This is a view of the dispatch floor equipped with state-of-the-art equipment at the St. Joseph County Public Safety Communications Center in Mishawaka. Staff file photo by Greg Swiercz
When she called 911 to report an emergency, South Bend resident Kimberly Majewski couldn't believe how difficult it was to get someone to answer.
"Once, I had to call three times to get through," she wrote on The Tribune's Facebook page. "Two of the times the phone just rang a few times and hung up. Good thing I was able to call three times in a row. Not some scared child or person being beaten."
A dispatcher's union says roughly 10,000 emergency calls went unanswered last year because of a staffing shortfall it says violates its contract with St. Joseph County.

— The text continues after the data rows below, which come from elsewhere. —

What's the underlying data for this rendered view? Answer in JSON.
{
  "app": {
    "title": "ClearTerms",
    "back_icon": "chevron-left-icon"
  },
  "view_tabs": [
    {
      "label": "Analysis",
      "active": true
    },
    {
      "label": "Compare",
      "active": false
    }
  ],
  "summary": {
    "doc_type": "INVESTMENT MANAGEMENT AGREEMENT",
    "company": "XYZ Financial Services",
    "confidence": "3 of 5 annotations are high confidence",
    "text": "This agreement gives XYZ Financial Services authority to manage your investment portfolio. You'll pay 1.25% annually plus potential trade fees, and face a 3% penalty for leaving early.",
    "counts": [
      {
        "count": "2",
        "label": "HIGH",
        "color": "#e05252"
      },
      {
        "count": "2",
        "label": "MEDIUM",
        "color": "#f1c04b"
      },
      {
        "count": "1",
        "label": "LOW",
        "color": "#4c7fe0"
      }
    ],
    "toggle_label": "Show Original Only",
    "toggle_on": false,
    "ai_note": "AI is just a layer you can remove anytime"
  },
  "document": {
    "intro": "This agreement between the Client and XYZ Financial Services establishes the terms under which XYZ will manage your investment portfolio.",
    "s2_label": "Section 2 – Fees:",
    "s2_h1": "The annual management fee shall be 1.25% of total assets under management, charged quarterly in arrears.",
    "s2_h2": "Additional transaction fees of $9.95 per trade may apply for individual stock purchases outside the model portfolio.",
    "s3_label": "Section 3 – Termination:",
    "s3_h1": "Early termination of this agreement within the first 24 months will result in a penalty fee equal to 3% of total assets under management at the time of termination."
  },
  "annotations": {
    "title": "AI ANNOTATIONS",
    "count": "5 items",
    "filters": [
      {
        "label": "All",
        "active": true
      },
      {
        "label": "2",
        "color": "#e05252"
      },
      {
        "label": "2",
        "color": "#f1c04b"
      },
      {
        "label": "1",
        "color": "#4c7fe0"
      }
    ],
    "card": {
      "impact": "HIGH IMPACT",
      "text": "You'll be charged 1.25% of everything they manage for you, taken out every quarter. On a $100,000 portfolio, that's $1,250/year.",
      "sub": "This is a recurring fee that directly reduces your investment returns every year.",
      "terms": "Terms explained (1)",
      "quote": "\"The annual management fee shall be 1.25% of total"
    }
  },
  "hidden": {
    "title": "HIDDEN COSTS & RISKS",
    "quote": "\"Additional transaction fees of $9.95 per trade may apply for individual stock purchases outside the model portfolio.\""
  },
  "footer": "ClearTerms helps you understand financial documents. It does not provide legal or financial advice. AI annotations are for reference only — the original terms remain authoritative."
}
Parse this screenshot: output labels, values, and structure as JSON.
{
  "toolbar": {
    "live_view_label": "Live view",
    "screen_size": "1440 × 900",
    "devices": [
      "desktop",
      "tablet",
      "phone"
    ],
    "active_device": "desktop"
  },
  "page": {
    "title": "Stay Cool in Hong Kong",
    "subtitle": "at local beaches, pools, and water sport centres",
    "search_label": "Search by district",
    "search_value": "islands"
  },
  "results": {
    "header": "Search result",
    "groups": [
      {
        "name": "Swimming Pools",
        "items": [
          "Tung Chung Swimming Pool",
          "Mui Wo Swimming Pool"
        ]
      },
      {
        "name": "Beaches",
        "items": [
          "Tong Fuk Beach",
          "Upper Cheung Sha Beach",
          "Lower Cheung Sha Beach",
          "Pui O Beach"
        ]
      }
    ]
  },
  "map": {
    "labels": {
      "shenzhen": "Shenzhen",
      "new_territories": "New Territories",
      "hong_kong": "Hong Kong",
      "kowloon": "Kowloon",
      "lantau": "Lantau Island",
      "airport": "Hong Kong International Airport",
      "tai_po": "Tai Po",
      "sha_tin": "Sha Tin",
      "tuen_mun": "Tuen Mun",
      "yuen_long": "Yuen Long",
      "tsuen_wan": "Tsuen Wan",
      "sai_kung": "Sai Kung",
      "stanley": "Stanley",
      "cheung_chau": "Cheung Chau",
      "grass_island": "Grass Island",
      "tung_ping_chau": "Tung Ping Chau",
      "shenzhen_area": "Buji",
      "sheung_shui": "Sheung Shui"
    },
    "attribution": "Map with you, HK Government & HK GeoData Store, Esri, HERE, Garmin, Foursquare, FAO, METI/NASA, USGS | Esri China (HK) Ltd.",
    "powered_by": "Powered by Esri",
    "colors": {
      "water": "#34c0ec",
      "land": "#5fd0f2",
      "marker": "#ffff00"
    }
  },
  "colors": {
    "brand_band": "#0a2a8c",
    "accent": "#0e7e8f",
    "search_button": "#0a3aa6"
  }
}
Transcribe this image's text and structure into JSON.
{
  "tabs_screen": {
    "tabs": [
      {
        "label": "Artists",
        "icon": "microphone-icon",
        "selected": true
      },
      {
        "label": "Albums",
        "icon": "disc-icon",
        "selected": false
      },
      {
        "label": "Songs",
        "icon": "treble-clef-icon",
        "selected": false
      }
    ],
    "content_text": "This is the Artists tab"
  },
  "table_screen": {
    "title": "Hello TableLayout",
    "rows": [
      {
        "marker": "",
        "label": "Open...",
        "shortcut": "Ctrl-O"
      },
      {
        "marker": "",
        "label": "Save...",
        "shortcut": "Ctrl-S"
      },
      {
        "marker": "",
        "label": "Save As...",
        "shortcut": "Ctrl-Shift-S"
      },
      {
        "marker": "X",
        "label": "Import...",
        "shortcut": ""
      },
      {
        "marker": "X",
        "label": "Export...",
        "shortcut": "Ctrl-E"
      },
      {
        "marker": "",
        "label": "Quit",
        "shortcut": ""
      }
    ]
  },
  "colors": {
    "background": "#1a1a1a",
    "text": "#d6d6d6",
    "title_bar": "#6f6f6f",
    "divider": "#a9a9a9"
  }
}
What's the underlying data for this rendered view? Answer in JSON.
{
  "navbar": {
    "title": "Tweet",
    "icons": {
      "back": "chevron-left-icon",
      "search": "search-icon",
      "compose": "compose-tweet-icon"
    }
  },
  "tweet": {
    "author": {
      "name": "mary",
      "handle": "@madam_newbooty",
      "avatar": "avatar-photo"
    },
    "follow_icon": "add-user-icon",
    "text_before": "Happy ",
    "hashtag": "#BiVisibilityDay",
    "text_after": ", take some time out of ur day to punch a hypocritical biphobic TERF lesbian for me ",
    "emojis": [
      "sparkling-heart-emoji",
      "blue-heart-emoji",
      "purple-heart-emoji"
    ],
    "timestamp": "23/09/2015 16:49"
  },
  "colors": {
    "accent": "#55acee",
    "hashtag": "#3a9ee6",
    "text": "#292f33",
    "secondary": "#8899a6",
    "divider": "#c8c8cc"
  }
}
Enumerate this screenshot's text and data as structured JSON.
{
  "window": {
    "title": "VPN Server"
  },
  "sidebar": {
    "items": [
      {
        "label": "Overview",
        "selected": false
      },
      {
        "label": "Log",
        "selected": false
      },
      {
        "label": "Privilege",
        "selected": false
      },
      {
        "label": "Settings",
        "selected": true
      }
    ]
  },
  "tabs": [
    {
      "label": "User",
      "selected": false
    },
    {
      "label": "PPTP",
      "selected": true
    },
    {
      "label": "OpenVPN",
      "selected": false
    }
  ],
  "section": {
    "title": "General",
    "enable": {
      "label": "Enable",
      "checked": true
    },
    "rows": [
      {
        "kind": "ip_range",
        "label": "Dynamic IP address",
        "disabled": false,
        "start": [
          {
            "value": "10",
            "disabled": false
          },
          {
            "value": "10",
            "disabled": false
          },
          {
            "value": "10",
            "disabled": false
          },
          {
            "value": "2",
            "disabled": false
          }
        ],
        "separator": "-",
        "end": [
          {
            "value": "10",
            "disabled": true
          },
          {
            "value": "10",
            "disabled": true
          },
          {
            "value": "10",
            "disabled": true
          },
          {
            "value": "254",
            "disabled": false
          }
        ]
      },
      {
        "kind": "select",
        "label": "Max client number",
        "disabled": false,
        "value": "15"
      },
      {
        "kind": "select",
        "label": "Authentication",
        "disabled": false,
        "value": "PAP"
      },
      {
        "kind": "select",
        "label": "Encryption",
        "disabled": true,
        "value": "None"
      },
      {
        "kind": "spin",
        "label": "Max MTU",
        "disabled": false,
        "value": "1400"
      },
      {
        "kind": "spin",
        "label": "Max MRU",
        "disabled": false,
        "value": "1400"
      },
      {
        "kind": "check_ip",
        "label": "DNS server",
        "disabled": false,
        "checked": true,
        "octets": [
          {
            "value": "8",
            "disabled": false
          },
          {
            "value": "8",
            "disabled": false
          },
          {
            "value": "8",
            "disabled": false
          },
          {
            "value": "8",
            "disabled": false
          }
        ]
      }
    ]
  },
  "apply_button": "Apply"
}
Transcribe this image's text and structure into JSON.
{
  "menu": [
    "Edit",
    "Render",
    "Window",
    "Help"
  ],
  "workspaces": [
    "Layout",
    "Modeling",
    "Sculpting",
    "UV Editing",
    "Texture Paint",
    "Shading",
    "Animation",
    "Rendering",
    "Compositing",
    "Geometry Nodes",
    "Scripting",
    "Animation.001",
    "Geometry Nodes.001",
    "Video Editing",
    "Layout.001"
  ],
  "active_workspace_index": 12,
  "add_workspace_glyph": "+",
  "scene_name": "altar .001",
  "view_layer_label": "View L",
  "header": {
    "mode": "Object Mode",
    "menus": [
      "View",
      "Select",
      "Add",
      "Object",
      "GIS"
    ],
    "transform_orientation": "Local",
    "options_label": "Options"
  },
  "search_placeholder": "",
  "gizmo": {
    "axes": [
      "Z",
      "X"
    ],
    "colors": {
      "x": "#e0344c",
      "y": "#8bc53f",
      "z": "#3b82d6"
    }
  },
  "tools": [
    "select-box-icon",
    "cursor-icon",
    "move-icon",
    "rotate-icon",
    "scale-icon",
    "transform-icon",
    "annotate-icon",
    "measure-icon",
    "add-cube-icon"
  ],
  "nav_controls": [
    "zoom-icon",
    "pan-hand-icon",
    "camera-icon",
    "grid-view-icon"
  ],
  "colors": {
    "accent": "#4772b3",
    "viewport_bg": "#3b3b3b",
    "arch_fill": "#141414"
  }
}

That's about 7 percent of the 140,000 emergency calls made countywide in 2016, according to a recent study by the South Bend Office of Innovation.
"Unanswered calls" are cases in which dispatchers were too busy to answer phones and callers hung up.
When that happens, dispatchers return calls as soon as possible. Information isn't available on how many of the 10,000 callers misdialed or hung up because they changed their mind.
The chronic problem in St. Joseph County of unanswered emergency calls has continued this year at the county's new consolidated 911 center in Mishawaka, which opened in January.
That is because there still aren't enough dispatchers to answer calls, said Michael Clayton, president of the American Federation of State, County and Municipal Employees Local 164 union, which represents county dispatchers.
"The problem is that this is still happening every day," Clayton, a dispatcher, said. "We don't want people to call 911 and think, 'Are they going to answer this time?' We want to get people the help they need in a timely manner, and that's why we keep saying we need the staffing."